The Mumbai traffic police cite a World Health Organization report on road safety that states, ‘A five percent cut in average speed can result in 30 percent reduction in fatal accidents.’ Traffic police data showed that 17,73,035 e-challans had been issued for various traffic violations, of which 65,948 were speedsters caught on the 80 speed-detecting cameras across the city in 2022.

At the community level, several members have tried to bring down the number of youngsters indulging in prohibited activities. At Govandi, for example, there is a Bazm-e-Hassan where advocate Suhail Shekason (24) and quality analyst Ghulam Hussain (27) interact and guide teenage boys. They help in engaging the young minds in religious and creative activities while steering them away from evils like substance abuse. “A person who is not old enough to drive and has no license should not have access to bikes. We tell the kids to be good, law-abiding citizens and not indulge in any activities that the law deems them too young for,” said Shekason.

Speed biking is not an activity limited to a particular day or place. The locations previously were Bandra Reclamation and Carter Road, where bikers would famously perform wheelies and other such stunts even amid traffic and passersby. Now, they have taken to the expressways – both eastern and western – as well as the Bandra-Worli Sea Link on some occasions. In many of these instances, there are bets on who will be able to perform a particular stunt or cover a distance the fastest.
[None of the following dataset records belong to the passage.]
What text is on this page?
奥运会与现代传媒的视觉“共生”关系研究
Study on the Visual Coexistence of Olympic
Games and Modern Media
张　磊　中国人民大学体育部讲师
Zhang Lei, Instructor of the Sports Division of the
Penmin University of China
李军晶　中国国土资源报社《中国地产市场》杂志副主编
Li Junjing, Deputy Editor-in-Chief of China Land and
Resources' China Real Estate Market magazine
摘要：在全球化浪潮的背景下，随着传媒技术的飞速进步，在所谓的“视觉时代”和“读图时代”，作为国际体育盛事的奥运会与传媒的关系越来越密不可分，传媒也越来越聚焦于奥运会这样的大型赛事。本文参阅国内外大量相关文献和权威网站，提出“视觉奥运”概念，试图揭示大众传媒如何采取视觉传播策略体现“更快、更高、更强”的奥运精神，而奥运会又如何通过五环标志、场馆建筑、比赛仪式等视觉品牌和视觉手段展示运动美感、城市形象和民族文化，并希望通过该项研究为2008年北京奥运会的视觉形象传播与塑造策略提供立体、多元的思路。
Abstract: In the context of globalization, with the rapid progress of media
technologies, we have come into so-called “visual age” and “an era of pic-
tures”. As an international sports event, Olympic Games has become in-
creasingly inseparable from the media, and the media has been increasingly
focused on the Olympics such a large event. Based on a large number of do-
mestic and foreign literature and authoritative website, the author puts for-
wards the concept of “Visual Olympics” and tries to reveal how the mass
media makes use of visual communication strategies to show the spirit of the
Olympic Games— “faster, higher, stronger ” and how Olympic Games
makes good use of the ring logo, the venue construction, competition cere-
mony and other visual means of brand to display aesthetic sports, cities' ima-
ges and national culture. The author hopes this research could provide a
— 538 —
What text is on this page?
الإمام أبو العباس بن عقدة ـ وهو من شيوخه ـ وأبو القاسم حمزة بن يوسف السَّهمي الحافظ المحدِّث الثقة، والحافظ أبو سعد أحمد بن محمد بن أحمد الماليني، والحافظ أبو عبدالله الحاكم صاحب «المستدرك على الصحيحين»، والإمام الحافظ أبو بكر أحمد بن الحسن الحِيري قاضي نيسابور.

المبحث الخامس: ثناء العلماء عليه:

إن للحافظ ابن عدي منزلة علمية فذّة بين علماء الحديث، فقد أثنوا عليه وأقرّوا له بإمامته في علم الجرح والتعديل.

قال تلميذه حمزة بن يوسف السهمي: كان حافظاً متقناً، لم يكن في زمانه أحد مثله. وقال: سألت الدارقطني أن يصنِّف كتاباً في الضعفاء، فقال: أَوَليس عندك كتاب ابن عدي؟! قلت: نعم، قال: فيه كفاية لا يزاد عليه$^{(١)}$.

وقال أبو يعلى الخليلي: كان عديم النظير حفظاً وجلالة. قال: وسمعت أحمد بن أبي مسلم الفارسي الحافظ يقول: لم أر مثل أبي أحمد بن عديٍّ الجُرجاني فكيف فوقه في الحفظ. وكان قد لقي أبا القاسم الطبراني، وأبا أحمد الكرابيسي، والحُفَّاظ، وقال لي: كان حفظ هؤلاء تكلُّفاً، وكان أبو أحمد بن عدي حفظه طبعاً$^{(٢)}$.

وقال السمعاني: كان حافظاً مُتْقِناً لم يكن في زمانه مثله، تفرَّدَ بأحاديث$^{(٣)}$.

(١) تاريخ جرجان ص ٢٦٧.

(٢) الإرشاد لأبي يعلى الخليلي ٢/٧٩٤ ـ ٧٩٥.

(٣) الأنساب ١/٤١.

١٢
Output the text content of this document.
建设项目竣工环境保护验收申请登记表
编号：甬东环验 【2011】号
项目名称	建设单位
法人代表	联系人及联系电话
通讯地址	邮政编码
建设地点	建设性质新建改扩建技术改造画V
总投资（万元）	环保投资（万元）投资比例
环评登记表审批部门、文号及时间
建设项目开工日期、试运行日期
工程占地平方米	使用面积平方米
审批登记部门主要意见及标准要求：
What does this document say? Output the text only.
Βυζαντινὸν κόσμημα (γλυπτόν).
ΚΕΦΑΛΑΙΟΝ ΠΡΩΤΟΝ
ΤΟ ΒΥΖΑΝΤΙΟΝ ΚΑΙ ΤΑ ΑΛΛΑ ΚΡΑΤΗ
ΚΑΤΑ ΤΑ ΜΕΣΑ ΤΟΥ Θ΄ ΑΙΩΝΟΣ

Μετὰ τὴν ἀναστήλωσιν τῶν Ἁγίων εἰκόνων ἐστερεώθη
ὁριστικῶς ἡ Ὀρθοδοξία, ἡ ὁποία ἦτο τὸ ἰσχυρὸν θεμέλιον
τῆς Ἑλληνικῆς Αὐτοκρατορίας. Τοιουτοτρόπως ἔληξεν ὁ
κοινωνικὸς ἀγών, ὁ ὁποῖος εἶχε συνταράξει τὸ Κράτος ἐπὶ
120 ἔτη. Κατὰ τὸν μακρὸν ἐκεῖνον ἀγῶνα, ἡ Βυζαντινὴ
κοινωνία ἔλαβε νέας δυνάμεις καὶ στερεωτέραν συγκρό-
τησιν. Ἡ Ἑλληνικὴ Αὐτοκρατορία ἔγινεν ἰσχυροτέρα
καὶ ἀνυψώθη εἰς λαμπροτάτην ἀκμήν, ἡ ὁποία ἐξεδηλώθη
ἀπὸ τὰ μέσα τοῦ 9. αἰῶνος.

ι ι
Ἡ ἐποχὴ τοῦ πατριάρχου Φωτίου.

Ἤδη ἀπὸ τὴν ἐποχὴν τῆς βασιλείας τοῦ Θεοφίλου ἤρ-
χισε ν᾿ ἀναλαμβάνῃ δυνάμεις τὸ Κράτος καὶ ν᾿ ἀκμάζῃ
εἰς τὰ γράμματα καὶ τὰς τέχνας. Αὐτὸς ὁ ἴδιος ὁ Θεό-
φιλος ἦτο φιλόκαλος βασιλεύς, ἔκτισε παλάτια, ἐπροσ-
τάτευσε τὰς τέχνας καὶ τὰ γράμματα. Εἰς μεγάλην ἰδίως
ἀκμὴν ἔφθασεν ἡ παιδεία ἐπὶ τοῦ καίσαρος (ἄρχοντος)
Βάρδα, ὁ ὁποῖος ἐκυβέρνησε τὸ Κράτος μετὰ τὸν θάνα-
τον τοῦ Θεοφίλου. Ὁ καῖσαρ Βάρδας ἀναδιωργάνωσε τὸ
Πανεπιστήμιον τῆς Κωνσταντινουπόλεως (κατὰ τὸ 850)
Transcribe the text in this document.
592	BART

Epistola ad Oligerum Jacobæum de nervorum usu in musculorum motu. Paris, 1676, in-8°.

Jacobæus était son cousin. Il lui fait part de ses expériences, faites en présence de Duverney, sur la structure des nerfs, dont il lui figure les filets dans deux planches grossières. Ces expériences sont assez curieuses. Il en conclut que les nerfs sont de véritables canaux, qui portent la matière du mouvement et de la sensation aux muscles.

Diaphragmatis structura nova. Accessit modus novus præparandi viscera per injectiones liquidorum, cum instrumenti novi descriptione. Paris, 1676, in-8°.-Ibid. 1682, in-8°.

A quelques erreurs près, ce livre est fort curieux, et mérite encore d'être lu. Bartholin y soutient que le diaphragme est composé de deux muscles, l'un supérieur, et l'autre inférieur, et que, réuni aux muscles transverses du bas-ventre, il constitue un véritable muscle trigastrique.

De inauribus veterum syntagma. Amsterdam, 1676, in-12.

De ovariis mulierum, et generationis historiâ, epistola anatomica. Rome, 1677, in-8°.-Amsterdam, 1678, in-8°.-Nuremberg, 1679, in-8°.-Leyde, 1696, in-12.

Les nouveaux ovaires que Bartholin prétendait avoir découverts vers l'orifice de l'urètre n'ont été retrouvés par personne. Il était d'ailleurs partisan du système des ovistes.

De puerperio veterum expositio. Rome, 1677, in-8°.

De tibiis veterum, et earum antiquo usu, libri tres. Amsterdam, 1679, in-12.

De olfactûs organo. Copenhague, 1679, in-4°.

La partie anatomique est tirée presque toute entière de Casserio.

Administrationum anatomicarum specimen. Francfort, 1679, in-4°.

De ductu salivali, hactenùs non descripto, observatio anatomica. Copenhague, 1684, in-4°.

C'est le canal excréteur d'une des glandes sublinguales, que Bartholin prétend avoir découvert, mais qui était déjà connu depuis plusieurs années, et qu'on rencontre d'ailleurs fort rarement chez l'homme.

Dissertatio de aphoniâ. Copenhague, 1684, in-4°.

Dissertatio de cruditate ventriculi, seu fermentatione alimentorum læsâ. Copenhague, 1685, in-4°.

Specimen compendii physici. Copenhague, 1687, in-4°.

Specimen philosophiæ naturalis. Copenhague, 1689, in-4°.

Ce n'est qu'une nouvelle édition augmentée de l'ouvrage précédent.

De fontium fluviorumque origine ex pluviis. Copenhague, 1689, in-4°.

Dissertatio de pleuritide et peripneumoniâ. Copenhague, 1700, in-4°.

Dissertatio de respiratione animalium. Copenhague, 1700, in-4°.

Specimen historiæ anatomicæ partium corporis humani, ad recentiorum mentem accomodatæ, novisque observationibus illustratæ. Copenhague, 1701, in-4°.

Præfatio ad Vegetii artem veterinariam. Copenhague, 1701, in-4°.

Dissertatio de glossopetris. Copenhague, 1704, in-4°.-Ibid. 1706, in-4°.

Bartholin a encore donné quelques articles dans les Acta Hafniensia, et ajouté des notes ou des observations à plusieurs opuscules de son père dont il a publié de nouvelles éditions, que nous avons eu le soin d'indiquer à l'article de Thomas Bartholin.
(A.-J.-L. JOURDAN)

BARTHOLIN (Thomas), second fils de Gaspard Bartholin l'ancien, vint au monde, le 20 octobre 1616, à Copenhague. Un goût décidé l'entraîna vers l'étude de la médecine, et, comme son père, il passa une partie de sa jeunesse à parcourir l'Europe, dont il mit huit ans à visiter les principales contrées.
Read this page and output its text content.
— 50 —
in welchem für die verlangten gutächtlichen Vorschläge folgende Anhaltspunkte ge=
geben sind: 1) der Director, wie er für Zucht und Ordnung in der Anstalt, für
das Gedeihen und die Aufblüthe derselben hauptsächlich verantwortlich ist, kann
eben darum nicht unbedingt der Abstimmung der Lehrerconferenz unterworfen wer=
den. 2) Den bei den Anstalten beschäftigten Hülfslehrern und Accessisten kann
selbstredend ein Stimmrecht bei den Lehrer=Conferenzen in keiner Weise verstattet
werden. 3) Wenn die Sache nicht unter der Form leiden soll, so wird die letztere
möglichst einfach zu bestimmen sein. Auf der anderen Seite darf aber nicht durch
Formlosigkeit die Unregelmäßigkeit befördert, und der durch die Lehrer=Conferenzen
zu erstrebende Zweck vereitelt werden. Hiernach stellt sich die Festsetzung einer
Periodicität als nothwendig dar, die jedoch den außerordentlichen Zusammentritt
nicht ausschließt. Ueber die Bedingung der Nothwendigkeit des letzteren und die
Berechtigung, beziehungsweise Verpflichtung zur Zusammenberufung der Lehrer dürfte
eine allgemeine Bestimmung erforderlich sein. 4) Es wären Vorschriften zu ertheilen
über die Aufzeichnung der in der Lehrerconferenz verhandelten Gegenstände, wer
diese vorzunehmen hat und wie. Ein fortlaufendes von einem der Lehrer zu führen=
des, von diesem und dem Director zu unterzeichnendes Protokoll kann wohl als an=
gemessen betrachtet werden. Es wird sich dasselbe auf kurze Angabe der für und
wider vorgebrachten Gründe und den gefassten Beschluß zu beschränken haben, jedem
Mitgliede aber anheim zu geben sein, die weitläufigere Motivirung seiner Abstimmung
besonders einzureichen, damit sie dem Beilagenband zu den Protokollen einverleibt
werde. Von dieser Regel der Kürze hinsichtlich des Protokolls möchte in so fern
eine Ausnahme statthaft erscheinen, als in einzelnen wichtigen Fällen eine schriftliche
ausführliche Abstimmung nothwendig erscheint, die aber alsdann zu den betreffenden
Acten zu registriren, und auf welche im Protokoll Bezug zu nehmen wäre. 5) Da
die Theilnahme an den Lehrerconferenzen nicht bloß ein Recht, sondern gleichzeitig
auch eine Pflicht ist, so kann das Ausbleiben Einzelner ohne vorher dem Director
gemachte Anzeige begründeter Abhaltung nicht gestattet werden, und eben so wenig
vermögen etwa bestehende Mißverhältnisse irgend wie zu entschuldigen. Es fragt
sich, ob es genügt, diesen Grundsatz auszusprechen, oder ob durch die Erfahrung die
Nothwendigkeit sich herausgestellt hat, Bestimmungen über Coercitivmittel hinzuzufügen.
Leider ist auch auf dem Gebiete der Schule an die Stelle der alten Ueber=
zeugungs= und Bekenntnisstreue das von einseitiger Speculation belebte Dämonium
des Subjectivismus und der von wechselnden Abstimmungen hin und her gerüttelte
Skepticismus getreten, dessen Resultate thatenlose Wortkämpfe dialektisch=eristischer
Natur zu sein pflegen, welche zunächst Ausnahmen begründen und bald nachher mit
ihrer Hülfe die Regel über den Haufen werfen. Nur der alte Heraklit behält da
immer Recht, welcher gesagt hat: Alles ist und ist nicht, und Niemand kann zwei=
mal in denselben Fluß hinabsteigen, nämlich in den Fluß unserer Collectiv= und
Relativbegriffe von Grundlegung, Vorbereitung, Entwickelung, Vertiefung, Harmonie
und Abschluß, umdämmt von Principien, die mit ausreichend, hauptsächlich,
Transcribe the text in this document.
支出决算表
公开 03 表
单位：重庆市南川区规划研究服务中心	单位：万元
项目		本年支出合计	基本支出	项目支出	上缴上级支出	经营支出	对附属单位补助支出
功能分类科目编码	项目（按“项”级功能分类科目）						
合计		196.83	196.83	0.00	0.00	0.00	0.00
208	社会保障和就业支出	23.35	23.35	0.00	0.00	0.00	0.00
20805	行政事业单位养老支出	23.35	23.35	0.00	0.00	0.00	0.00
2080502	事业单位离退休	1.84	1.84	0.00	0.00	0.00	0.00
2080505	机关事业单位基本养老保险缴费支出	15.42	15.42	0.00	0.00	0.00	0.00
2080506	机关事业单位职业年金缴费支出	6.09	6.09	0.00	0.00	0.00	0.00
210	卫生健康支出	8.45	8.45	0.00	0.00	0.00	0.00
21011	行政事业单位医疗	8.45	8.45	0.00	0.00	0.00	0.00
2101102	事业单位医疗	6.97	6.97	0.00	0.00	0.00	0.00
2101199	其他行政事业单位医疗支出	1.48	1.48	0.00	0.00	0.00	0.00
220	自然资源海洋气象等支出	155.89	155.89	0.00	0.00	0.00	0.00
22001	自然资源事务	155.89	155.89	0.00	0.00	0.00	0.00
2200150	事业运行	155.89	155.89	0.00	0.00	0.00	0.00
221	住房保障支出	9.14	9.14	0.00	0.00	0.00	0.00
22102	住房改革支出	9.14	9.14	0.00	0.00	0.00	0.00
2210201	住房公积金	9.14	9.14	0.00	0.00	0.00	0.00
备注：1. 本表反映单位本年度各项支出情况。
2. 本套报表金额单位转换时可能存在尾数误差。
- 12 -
Taking serious note of racing on the roads in 2019 after a series of complaints from residents in Bandra and Khar, the traffic police had begun a crackdown on racers, lodging FIRs against them at police stations and seizing their bikes. Police said that nearly 230 bikes were seized in Mumbai in 2019. The police seized 171 two-wheelers and registered 131 cases in the Vakola-Kherwadi stretch, bringing down racing on the Western Express Highway to a great extent. “Racing puts the lives of other road users at risk too,” said Raj Tilak Roushan, deputy commissioner of police (traffic).

Officials said that the bike races were mostly organised over the weekends at particular places which do not have 24-hour police surveillance. The racing starts after midnight. Bikers send Whatsapp messages placing bets ranging from 5,000 to 1 lakh. “Many times, the bikes used for racing are stolen or modified. We had been tracking the activity of racers and had kept a watch on the popular racing spots like Bandra Reclamation, Kherwadi, Vakola, Marine Drive, Kurla and the Eastern Express Highway,” said Roushan.

Cracking down on racers has not been easy for the police, as riders ram into barricades at nakabandis, and even fling stones at the vehicles of police officers and fleeing. After this, however, the police began posting nakabandis at both ends of the stretch, so that the bikers could not escape.